Ibrahim Attahiru psc(+) GSS CMH ndc (K) FCMH NAM (10 August 1966 – 21 May 2021) was a Nigerian army lieutenant general who served as the Chief of Army Staff from 28 January 2021 to 21 May 2021 when he died in the 2021 NAF Beechcraft B300 King Air 350i crash near Kaduna International Airport.

==Early life and education==
Attahiru was born on 10 August 1966 in Doka, Kaduna North Local Government Area, Kaduna State. He was a member of 35 regular course and graduate of the prestigious Nigerian Defence Academy, Armed Forces Command and Staff College, and Nigerian Army School of Infantry. He commenced officer cadet training in January 1984 and was commissioned as a Second Lieutenant in December 1986 as an Infantry Officer. He held a master's degree in Strategic Management and Policy Studies from the Nigerian Defence Academy. He also attained a Masters of Science in Human Resources Management and Development from Salford University in the United Kingdom and a Graduate Diploma in International Studies from the University of Nairobi.

==Military career==
He had a tour of duty with the United Nations in Sierra Leone as a Military Observer, where he facilitated the British Army's Operation Barras in September 2000. He was an operations officer for ECOMOG Operations in Liberia.

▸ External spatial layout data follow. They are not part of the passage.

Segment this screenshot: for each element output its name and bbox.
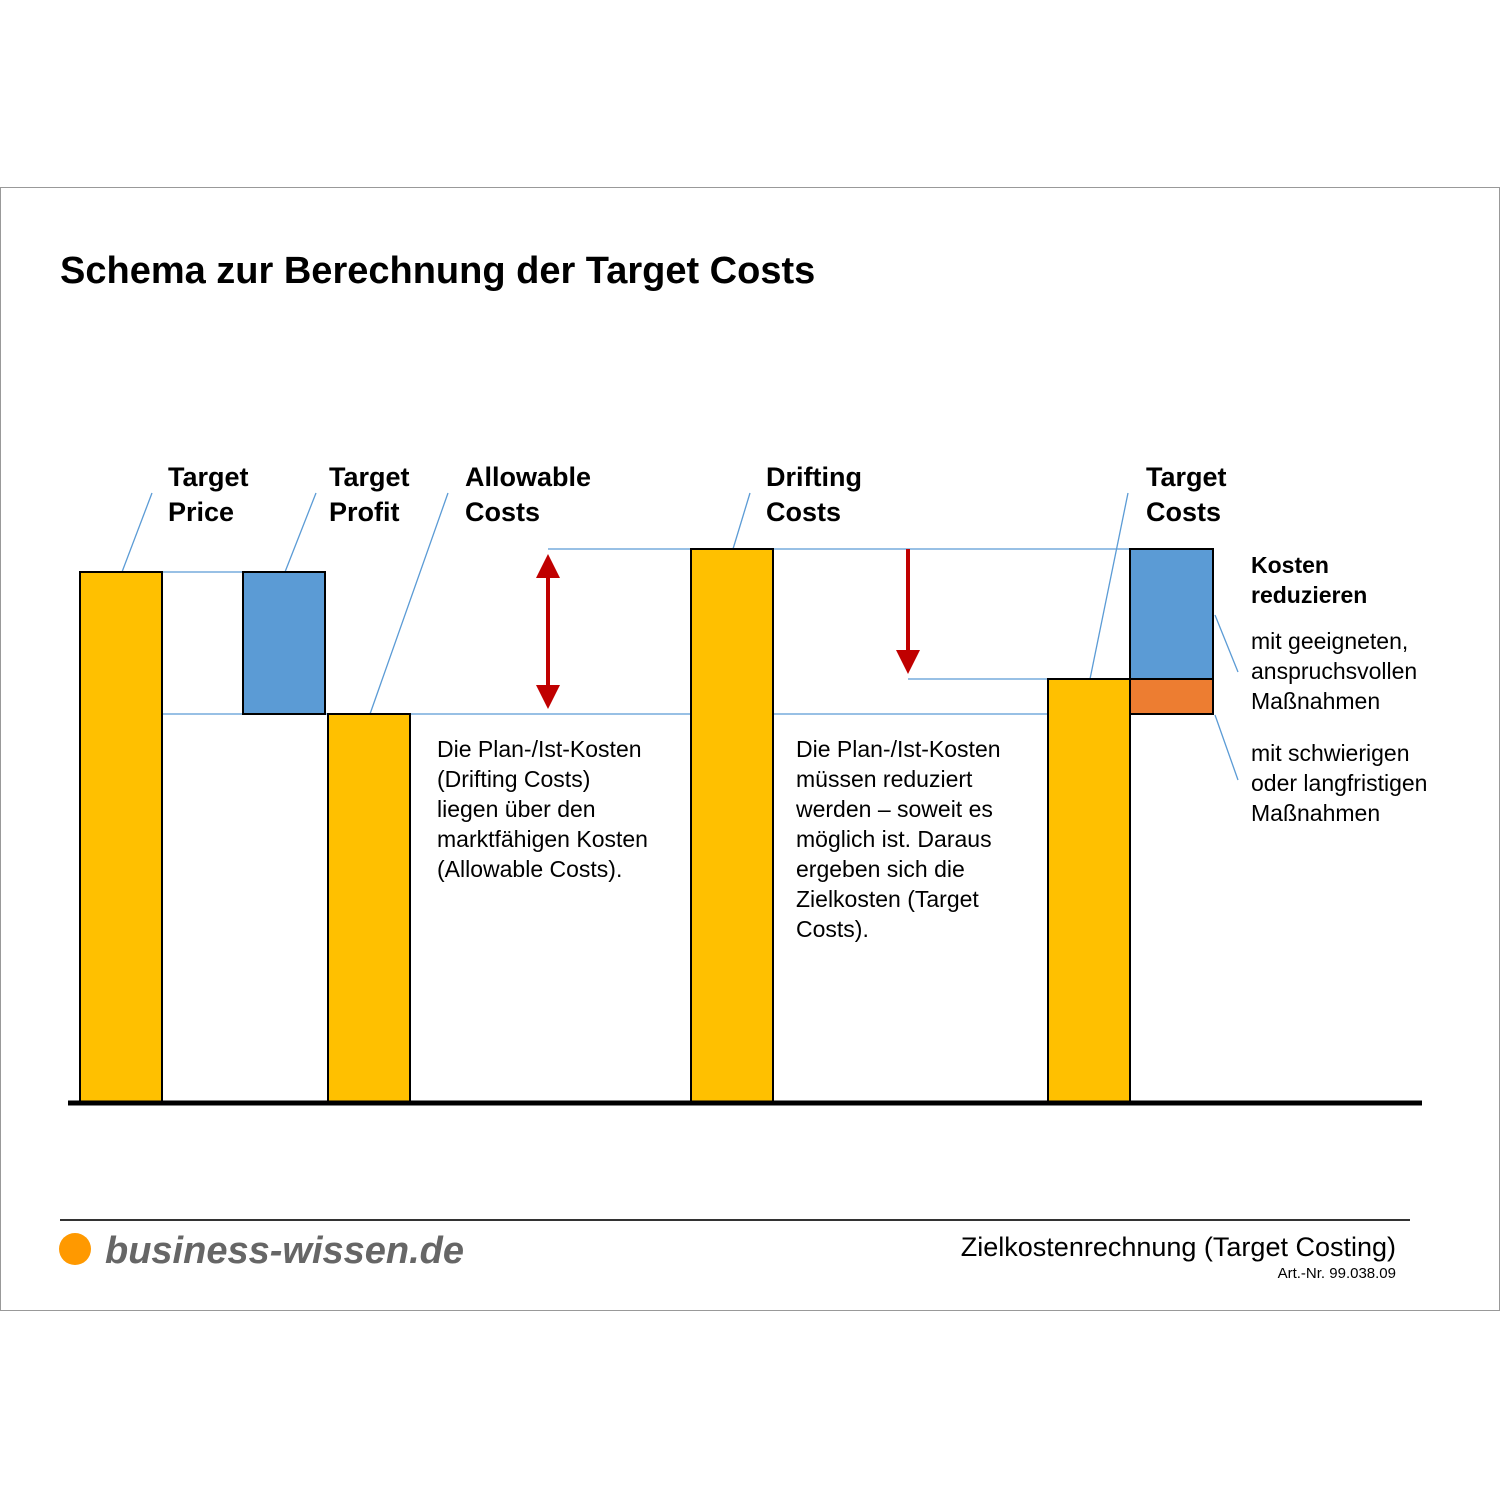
footer-subject: Zielkostenrechnung (Target Costing) — [961, 1232, 1396, 1262]
bar-label: Costs — [465, 497, 540, 527]
bar-drifting-costs — [690, 548, 774, 1103]
logo: business-wissen.de — [105, 1230, 464, 1272]
note-line: Zielkosten (Target — [796, 886, 979, 912]
title: Schema zur Berechnung der Target Costs — [60, 250, 815, 292]
bar-label: Target — [329, 462, 410, 492]
bar-label: Profit — [329, 497, 400, 527]
note-line: möglich ist. Daraus — [796, 826, 992, 852]
note-line: müssen reduziert — [796, 766, 973, 792]
note-line: Die Plan-/Ist-Kosten — [796, 736, 1001, 762]
side-item: Maßnahmen — [1251, 688, 1380, 714]
note-line: (Allowable Costs). — [437, 856, 622, 882]
side-item: anspruchsvollen — [1251, 658, 1417, 684]
bar-target-price — [79, 571, 163, 1103]
bar-label: Target — [168, 462, 249, 492]
bar-label: Drifting — [766, 462, 862, 492]
note-line: ergeben sich die — [796, 856, 965, 882]
bar-label: Costs — [766, 497, 841, 527]
note-line: marktfähigen Kosten — [437, 826, 648, 852]
bar-label: Price — [168, 497, 234, 527]
bar-label: Costs — [1146, 497, 1221, 527]
note-line: Costs). — [796, 916, 869, 942]
bar-target-profit — [242, 571, 326, 715]
note-line: liegen über den — [437, 796, 596, 822]
bar-target-costs — [1047, 678, 1131, 1103]
side-item: mit geeigneten, — [1251, 628, 1408, 654]
note-line: werden – soweit es — [795, 796, 993, 822]
side-heading: reduzieren — [1251, 582, 1367, 608]
bar-label: Target — [1146, 462, 1227, 492]
bar-reduce-hard — [1129, 678, 1214, 715]
footer-article: Art.-Nr. 99.038.09 — [1278, 1265, 1396, 1282]
note-line: Die Plan-/Ist-Kosten — [437, 736, 642, 762]
side-heading: Kosten — [1251, 552, 1329, 578]
bar-allowable-costs — [327, 713, 411, 1103]
side-item: mit schwierigen — [1251, 740, 1410, 766]
bar-reduce-easy — [1129, 548, 1214, 680]
note-line: (Drifting Costs) — [437, 766, 590, 792]
bar-label: Allowable — [465, 462, 591, 492]
side-item: oder langfristigen — [1251, 770, 1427, 796]
bars — [79, 548, 1214, 1103]
logo-dot — [59, 1233, 91, 1265]
side-item: Maßnahmen — [1251, 800, 1380, 826]
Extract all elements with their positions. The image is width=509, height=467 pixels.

As a staff officer, he was Chief of Defence Transformation and Innovation and Chief of Defence Logistics at Defence Headquarters Abuja. In that position, he worked with the Defence Logistics Agency on enhancing the operational readiness in the Armed Forces of Nigeria. He was an Instructor at the Nigerian Defence Academy and the Nigerian Army School of Infantry. He was later a directing staff and Chief Instructor at the Armed Forces Command and Staff College, Jaji – Kaduna.

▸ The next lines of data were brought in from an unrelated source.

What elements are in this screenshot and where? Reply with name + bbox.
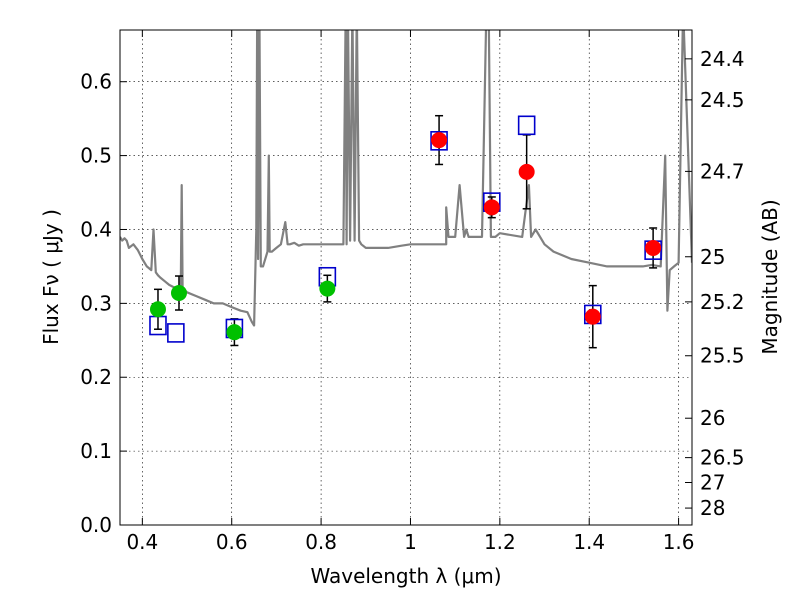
magnitude-tick-label: 25	[700, 245, 725, 269]
magnitude-tick-label: 26.5	[700, 446, 745, 470]
magnitude-tick-label: 25.5	[700, 344, 745, 368]
x-tick-label: 1.2	[484, 530, 516, 554]
magnitude-tick-label: 27	[700, 470, 725, 494]
x-axis-label: Wavelength λ (μm)	[310, 564, 501, 588]
y-tick-label: 0.3	[80, 291, 112, 315]
magnitude-tick-label: 24.4	[700, 47, 745, 71]
photometry-point	[518, 163, 535, 180]
photometry-point	[149, 301, 166, 318]
markers	[149, 115, 662, 343]
magnitude-tick-label: 28	[700, 496, 725, 520]
magnitude-tick-label: 24.7	[700, 159, 745, 183]
photometry-point	[319, 280, 336, 297]
photometry-point	[226, 324, 243, 341]
model-square-marker	[517, 115, 536, 136]
y-tick-label: 0.5	[80, 144, 112, 168]
y-tick-label: 0.4	[80, 217, 112, 241]
photometry-point	[645, 239, 662, 256]
magnitude-tick-label: 24.5	[700, 88, 745, 112]
plot-frame	[119, 29, 693, 526]
x-tick-label: 0.6	[216, 530, 248, 554]
y-axis-label: Flux Fν ( μJy )	[39, 209, 63, 345]
photometry-point	[483, 199, 500, 216]
photometry-point	[431, 132, 448, 149]
photometry-point	[584, 308, 601, 325]
y-tick-label: 0.0	[80, 513, 112, 537]
x-tick-label: 0.8	[305, 530, 337, 554]
model-square-marker	[167, 323, 185, 343]
model-square-marker	[430, 131, 448, 151]
magnitude-tick-label: 25.2	[700, 290, 745, 314]
y-tick-label: 0.6	[80, 70, 112, 94]
magnitude-axis-label: Magnitude (AB)	[758, 199, 782, 354]
magnitude-tick-label: 26	[700, 406, 725, 430]
photometry-point	[170, 285, 187, 302]
y-tick-label: 0.1	[80, 439, 112, 463]
x-axis-ticks: 0.4 0.6 0.8 1 1.2 1.4 1.6	[126, 30, 695, 554]
x-tick-label: 0.4	[126, 530, 158, 554]
x-tick-label: 1.6	[663, 530, 695, 554]
y-tick-label: 0.2	[80, 365, 112, 389]
x-tick-label: 1	[404, 530, 417, 554]
y-axis-ticks: 0.0 0.1 0.2 0.3 0.4 0.5 0.6	[80, 70, 127, 537]
x-tick-label: 1.4	[573, 530, 605, 554]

He was at the National Defence College in Kenya for the National Defence Management and Security Studies Course and at the Chinese People's Liberation Army Special Forces Academy Shijiazhuang-Hubei Province, China for the Basic and Advanced Special/Operations Commando Forces Courses. He undertook leadership and security policy course at the prestigious Kennedy School of Government, Harvard University USA, Graduate School of Media and Communication, Agha Khan University of Nairobi, Bournemouth University Disaster Management Center, and the Geneva Centre for Security Policy.

==Death==

On the evening of 21 May 2021 Attahiru was traveling on a Nigerian Air Force Beechcraft King Air 350 on an official visit to Kaduna, where he was to attend the Passing out Parade of 80RRI in Depot Nigerian Army on 22 May 2021. During the journey the plane crashed, killing Attahiru and all ten other people on board.

==Awards and recommendations==
The General was a highly decorated officer with UNAMSIL Medal, ECOMOG Medal, Forces Service Star, Meritorious Service Star, Distinguish Service Star, Grand Service Star, Corp Medal of Honour, Command medal, Field Command Medal, and Field Command Medal of Honour.